Modified Surface Composition and Biocompatibility of Core-Shell Nitinol Nanoparticles Fabricated via Laser Ablation of Differently Passivized Targets

Nitinol is a versatile alloy known for its shape memory effect and thus finds multiple applications in biomedical devices and implants. The biomedical applications of nitinol-based devices are, however, limited because of concerns related to leaching and its associated cytotoxicity. In particular, nitinol nanoparticles (NPs), despite being highly promising for biomedical applications such as nano-actuators and biomolecular delivery agents are not explored, owing to the same concerns. Moreover, nitinol nanoparticles and their biological interactions are not fully characterized, and the available literature on their toxicity portrays a divided picture. Surface passivation of nitinol using multiple methods has been explored in the past to reduce the leaching of nickel in implants while also improving the thrombogenic properties. In this work, we reported the preparation of passivized nitinol NPs by laser ablation of nitinol targets, followed by different surface treatments. The effect of different treatments in reducing nickel leaching and its influence on biocompatibility were studied. The biocompatibility and multi-faceted interaction of nitinol NPs with osteoblast cells and associated toxicity were explored.
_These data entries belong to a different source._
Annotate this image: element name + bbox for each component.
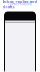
staticText: Threaded conversations — [8, 0, 32, 6]
staticText: Inbox, replies and drafts — [2, 0, 38, 9]
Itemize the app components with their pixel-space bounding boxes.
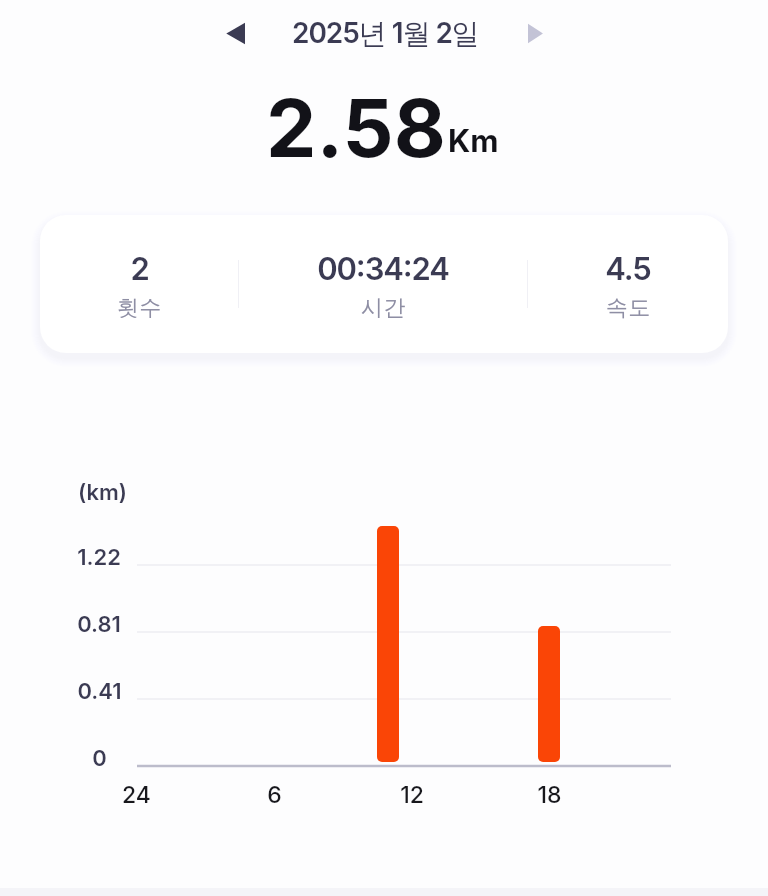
staticText: 24	[122, 781, 151, 809]
staticText: 1.22	[77, 544, 121, 571]
staticText: 횟수	[117, 294, 162, 322]
staticText: 00:34:24	[317, 250, 449, 288]
button[interactable]: 2	[40, 219, 238, 353]
staticText: 0.41	[77, 678, 122, 705]
staticText: 2.58	[266, 79, 446, 171]
button[interactable]: Previous day	[213, 9, 261, 57]
staticText: 4.5	[605, 250, 651, 288]
staticText: 12	[400, 781, 424, 809]
staticText: 18	[537, 781, 562, 809]
staticText: (km)	[78, 479, 128, 506]
staticText: 2	[130, 250, 149, 288]
staticText: 2025년 1월 2일	[292, 16, 479, 51]
staticText: Km	[448, 122, 499, 160]
staticText: 속도	[606, 294, 651, 322]
staticText: 0	[92, 745, 107, 772]
button[interactable]: 4.5	[528, 219, 728, 353]
button[interactable]: 00:34:24	[239, 219, 527, 353]
button[interactable]: Next day	[510, 9, 558, 57]
staticText: 시간	[361, 294, 406, 322]
staticText: 0.81	[77, 611, 121, 638]
staticText: 6	[267, 781, 282, 809]
button[interactable]: 2	[40, 215, 728, 353]
button[interactable]: Daily distance chart	[60, 455, 700, 820]
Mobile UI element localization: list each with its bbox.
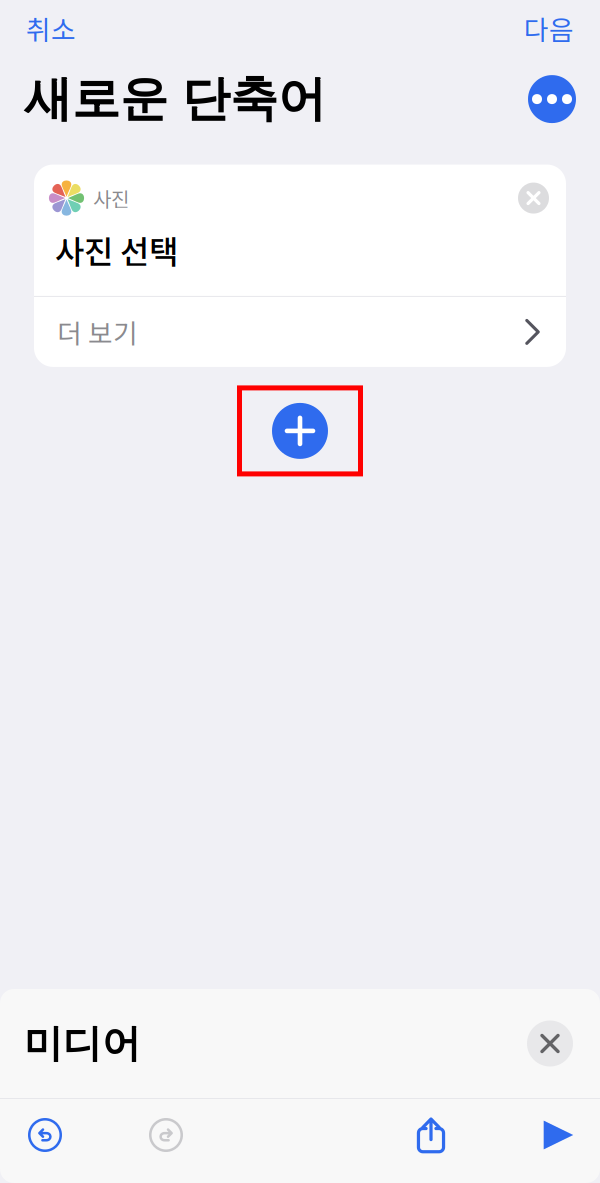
staticText: 새로운 단축어 xyxy=(24,70,326,129)
staticText: 사진 xyxy=(93,184,129,213)
button[interactable]: Close media picker xyxy=(527,1020,573,1066)
button[interactable]: 취소 xyxy=(26,9,76,48)
staticText: 다음 xyxy=(524,9,574,48)
staticText: 미디어 xyxy=(24,1020,141,1067)
button[interactable]: Share xyxy=(348,1101,514,1169)
staticText: 더 보기 xyxy=(57,313,138,351)
button[interactable]: 더 보기 xyxy=(34,297,566,367)
button[interactable]: Add action xyxy=(240,388,360,474)
staticText: 사진 선택 xyxy=(55,227,178,273)
button[interactable]: Run shortcut xyxy=(514,1101,600,1169)
button[interactable]: Redo xyxy=(90,1101,242,1169)
button[interactable]: More options xyxy=(528,75,576,123)
button[interactable]: Remove action xyxy=(518,183,549,214)
staticText: 취소 xyxy=(26,9,76,48)
button[interactable]: 다음 xyxy=(524,9,574,48)
button[interactable]: Undo xyxy=(0,1101,90,1169)
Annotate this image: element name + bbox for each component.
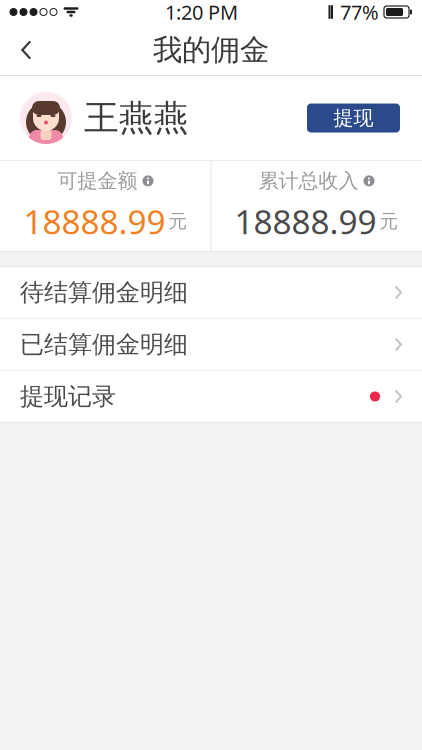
- staticText: 提现记录: [20, 382, 116, 411]
- staticText: 累计总收入: [258, 169, 358, 193]
- staticText: 1:20 PM: [165, 0, 238, 25]
- staticText: 元: [168, 210, 188, 233]
- staticText: 77%: [340, 0, 379, 25]
- staticText: 提现: [334, 106, 374, 130]
- staticText: 王燕燕: [84, 97, 189, 139]
- button[interactable]: 已结算佣金明细: [0, 319, 422, 370]
- staticText: 18888.99: [234, 199, 376, 244]
- staticText: 已结算佣金明细: [20, 330, 188, 359]
- staticText: 可提金额: [58, 169, 138, 193]
- button[interactable]: 提现: [307, 104, 400, 132]
- staticText: 元: [380, 210, 398, 233]
- staticText: 18888.99: [24, 199, 166, 244]
- button[interactable]: 返回: [0, 24, 52, 76]
- button[interactable]: 待结算佣金明细: [0, 267, 422, 318]
- staticText: 待结算佣金明细: [20, 278, 188, 307]
- button[interactable]: 提现记录: [0, 371, 422, 422]
- staticText: 我的佣金: [153, 32, 269, 68]
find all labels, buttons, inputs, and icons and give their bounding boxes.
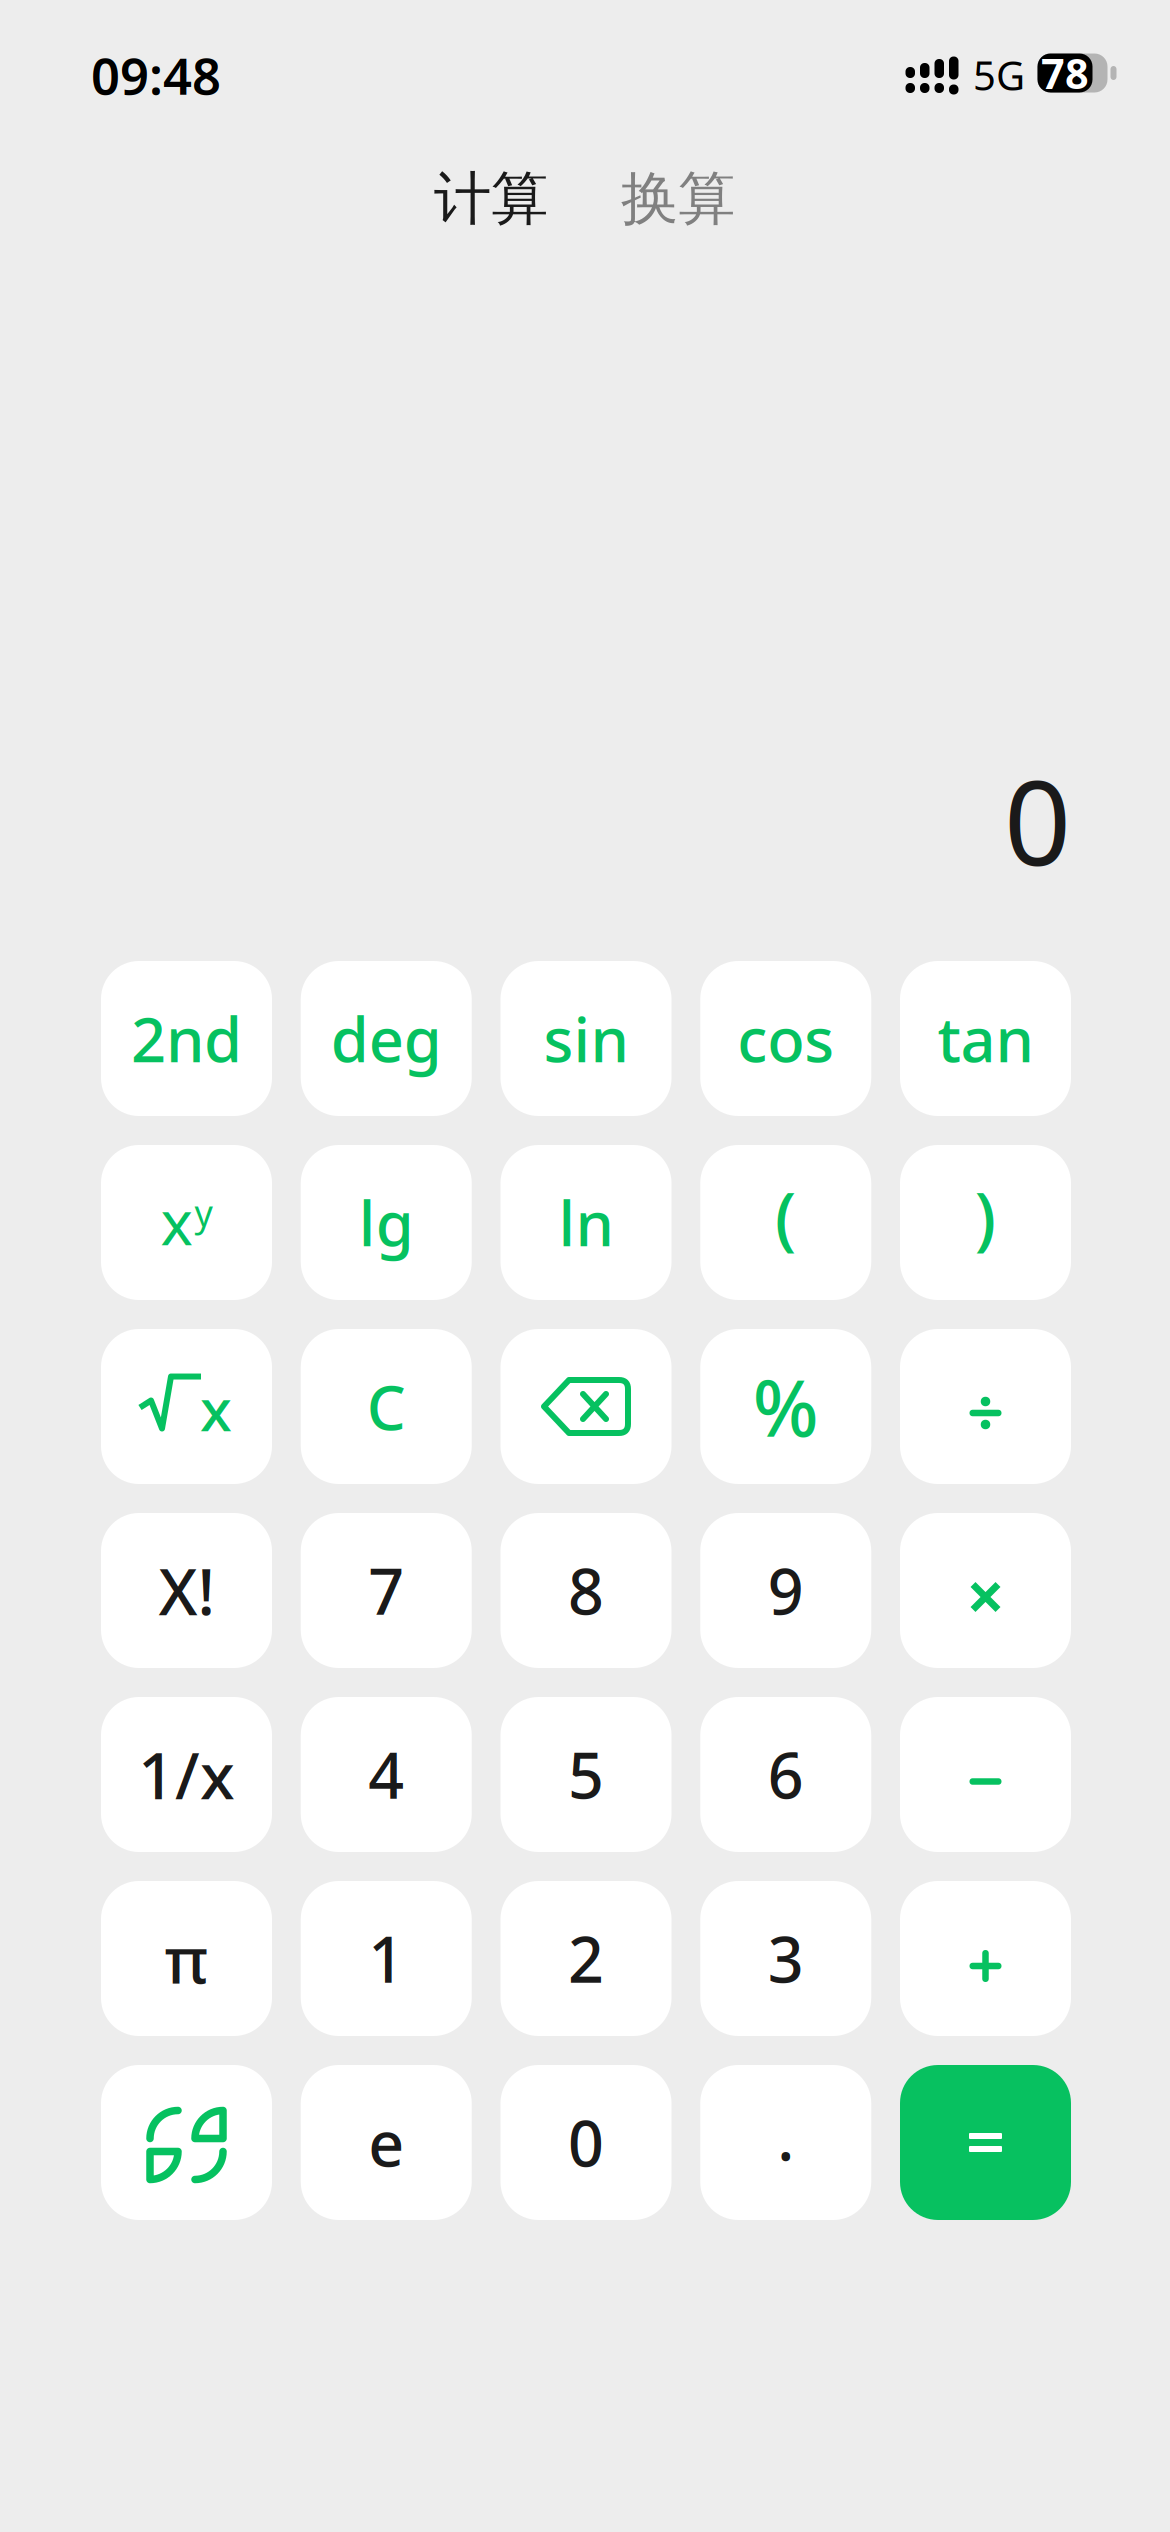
staticText: sin	[544, 998, 628, 1079]
button[interactable]: 7	[301, 1513, 472, 1668]
staticText: X!	[158, 1548, 214, 1633]
button[interactable]: Subtract	[900, 1697, 1071, 1852]
button[interactable]: %	[700, 1329, 871, 1484]
staticText: 4	[368, 1733, 404, 1816]
staticText: 6	[768, 1733, 804, 1816]
button[interactable]: )	[900, 1145, 1071, 1300]
button[interactable]: lg	[301, 1145, 472, 1300]
button[interactable]: 4	[301, 1697, 472, 1852]
button[interactable]: 计算	[421, 154, 561, 244]
button[interactable]: 8	[500, 1513, 672, 1668]
staticText: ln	[558, 1182, 614, 1263]
button[interactable]: 6	[700, 1697, 871, 1852]
staticText: 1/x	[138, 1732, 235, 1817]
button[interactable]: .	[700, 2065, 871, 2220]
staticText: 0	[568, 2101, 604, 2184]
button[interactable]: Add	[900, 1881, 1071, 2036]
button[interactable]: C	[301, 1329, 472, 1484]
staticText: tan	[938, 998, 1034, 1079]
button[interactable]: Scan	[101, 2065, 272, 2220]
staticText: 0	[1004, 742, 1071, 898]
button[interactable]: 1/x	[101, 1697, 272, 1852]
staticText: (	[775, 1170, 797, 1262]
button[interactable]: Equals	[900, 2065, 1071, 2220]
button[interactable]: π	[101, 1881, 272, 2036]
staticText: cos	[737, 998, 834, 1079]
button[interactable]: tan	[900, 961, 1071, 1116]
button[interactable]: 1	[301, 1881, 472, 2036]
button[interactable]: Multiply	[900, 1513, 1071, 1668]
staticText: 5	[568, 1733, 604, 1816]
staticText: x	[160, 1181, 192, 1262]
staticText: π	[164, 1916, 208, 2001]
button[interactable]: X!	[101, 1513, 272, 1668]
staticText: e	[368, 2101, 404, 2184]
staticText: 换算	[621, 164, 735, 234]
button[interactable]: Delete	[500, 1329, 672, 1484]
staticText: 8	[568, 1549, 604, 1632]
button[interactable]: 3	[700, 1881, 871, 2036]
staticText: 2nd	[131, 998, 242, 1079]
button[interactable]: 2	[500, 1881, 672, 2036]
button[interactable]: 9	[700, 1513, 871, 1668]
button[interactable]: deg	[301, 961, 472, 1116]
staticText: 09:48	[91, 41, 221, 109]
button[interactable]: (	[700, 1145, 871, 1300]
staticText: 5G	[973, 48, 1025, 102]
staticText: 1	[368, 1917, 404, 2000]
staticText: y	[194, 1189, 212, 1236]
staticText: lg	[359, 1182, 414, 1263]
staticText: 78	[1041, 46, 1089, 100]
staticText: .	[777, 2095, 794, 2178]
button[interactable]: 0	[500, 2065, 672, 2220]
staticText: 计算	[434, 164, 548, 234]
staticText: deg	[331, 998, 442, 1079]
button[interactable]: cos	[700, 961, 871, 1116]
staticText: 2	[568, 1917, 604, 2000]
staticText: 9	[768, 1549, 804, 1632]
button[interactable]: sin	[500, 961, 672, 1116]
staticText: )	[974, 1170, 996, 1262]
staticText: x	[200, 1370, 232, 1447]
button[interactable]: x to the power of y	[101, 1145, 272, 1300]
button[interactable]: 换算	[608, 154, 748, 244]
button[interactable]: Divide	[900, 1329, 1071, 1484]
button[interactable]: 2nd	[101, 961, 272, 1116]
button[interactable]: ln	[500, 1145, 672, 1300]
button[interactable]: 5	[500, 1697, 672, 1852]
button[interactable]: e	[301, 2065, 472, 2220]
staticText: 3	[768, 1917, 804, 2000]
staticText: C	[367, 1366, 406, 1447]
staticText: %	[753, 1355, 819, 1458]
staticText: 7	[368, 1549, 404, 1632]
button[interactable]: Square root	[101, 1329, 272, 1484]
Homogenous nitinol NPs were found to be generated at 25 W of laser power. Also, surface modification using hydrogen peroxide, anodization, and acid etching was found to be effective in waning the nickel leaching and improving biocompatibility. In view of the observed results of cellular interactions, we discussed the possible routes of cellular toxicity of these NPs. The prospective applications of such passivized NPs in the biomedical field are also discussed in this work.